Physicochemical and Corrosive Properties of Oxidation Catalysts Based on Solutions of Mo-V-Phosphoric Heteropoly Acids
Catalysis in Industry
, E-ISSN: 2070-0555
||heteropoly acids, homogeneous catalysts of oxidation, physicochemical and corrosion properties
Boreskov Institute of Catalysis SB RAS
Modified aqueous solutions of Mo-V-phosphoric heteropoly acids (HPAs) are used as high-performance catalysts for the oxidation of substrates from different classes with oxygen. The oxidation of n-butenes to methyl ethyl ketone (MEK) with oxygen in the presence of aqueous solution (6 × 10−3 M Pd + 0.25 M HPA-7′), where HPA-7′ is a modified HPA whose molecular formula is H12P3Mo18V7O85, is an industrially important process. At the first Pd-catalyzed stage of the process, n-C4H8 is oxidized with HP acid. At the second stage, the catalyst is regenerated and the reduced form of HPA-7′ is oxidized with atmospheric oxygen, closing the catalytic cycle. In such two-stage redox processes, HPA solutions act as reversible oxidizers whose physicochemical properties are continuously changing. The modified solutions of HPAs are attractive because of their thermal stability and increased regeneration rates. However, no data have yet been reported in the literature about their physicochemical and corrosive properties. This undoubtedly hinders the practical application of processes involving these solutions. Using the 0.25 M HPA-7′ solution as an example, we show how the physicochemical properties of the catalyst change.

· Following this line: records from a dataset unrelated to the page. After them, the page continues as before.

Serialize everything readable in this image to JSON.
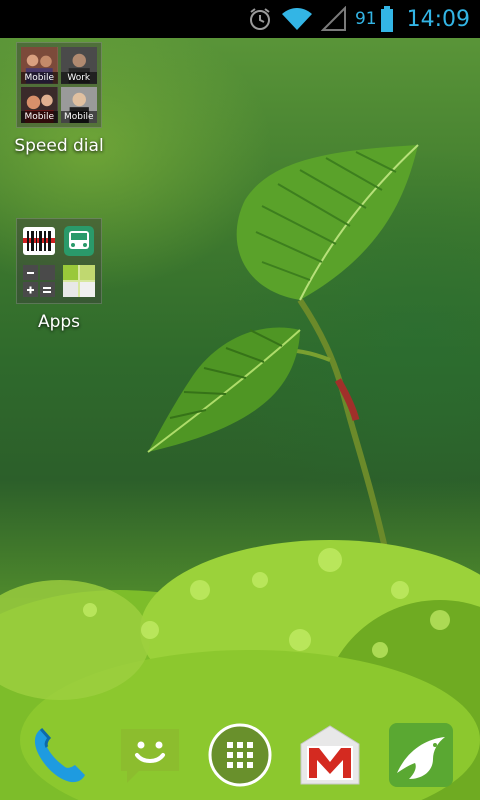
{
  "status_bar": {
    "battery_percent": "91",
    "time": "14:09",
    "icons": [
      "alarm-icon",
      "wifi-icon",
      "signal-icon",
      "battery-icon"
    ],
    "accent_color": "#33b5e5"
  },
  "folders": [
    {
      "label": "Speed dial",
      "contacts": [
        {
          "label": "Mobile"
        },
        {
          "label": "Work"
        },
        {
          "label": "Mobile"
        },
        {
          "label": "Mobile"
        }
      ]
    },
    {
      "label": "Apps",
      "apps": [
        "barcode-scanner-icon",
        "transit-bus-icon",
        "calculator-icon",
        "puzzle-grid-icon"
      ]
    }
  ],
  "dock": {
    "items": [
      "phone-icon",
      "messaging-icon",
      "all-apps-icon",
      "gmail-icon",
      "dolphin-browser-icon"
    ]
  }
}
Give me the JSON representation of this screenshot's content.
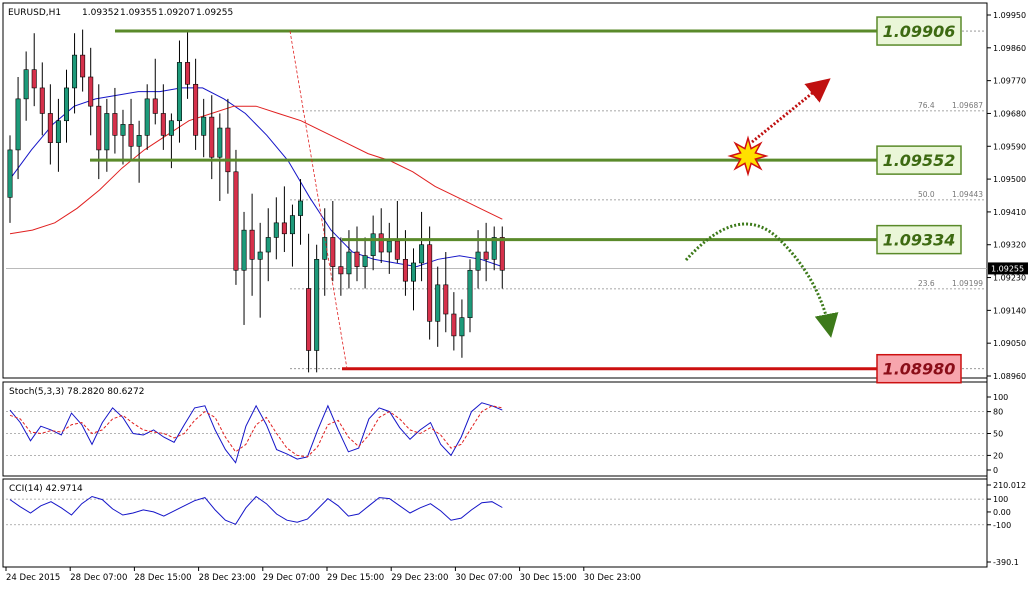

During the first stage of the process, the pH, density (ρ), and viscosity (η) of the HPA solution increase to their maxima, but its redox potential (E) decreases to its minimum. At the second stage, E increases, while ρ, η, and pH decrease to their initial values. Thus, in the processes with the alternating reduction and oxidation of the HPA-based catalyst solution, the changes in the physicochemical properties of the catalyst are completely reversible. We first have obtained the data on the corrosive properties of the modified HPA-7′ solution with respect to metals and alloys widely used in industrial processes. The corrosion stability of various engineering materials against 0.25 M solution of HPA-7′ was found to decrease in the series Ti (∼0.009 mm year−1) > 06KhN28MDT > 10Kh17N13M2T > 12Kh18N10T > KhN65MV (∼0.68 mm year−1). The unique ability of the modified Mo-V-P HPA solutions to recover completely their properties after regeneration with oxygen permits one to use them successfully for long periods of time in the many-cycled processes. This opens up good prospects for the development of industrial homogeneous catalytic oxidative processes involving these HPAs.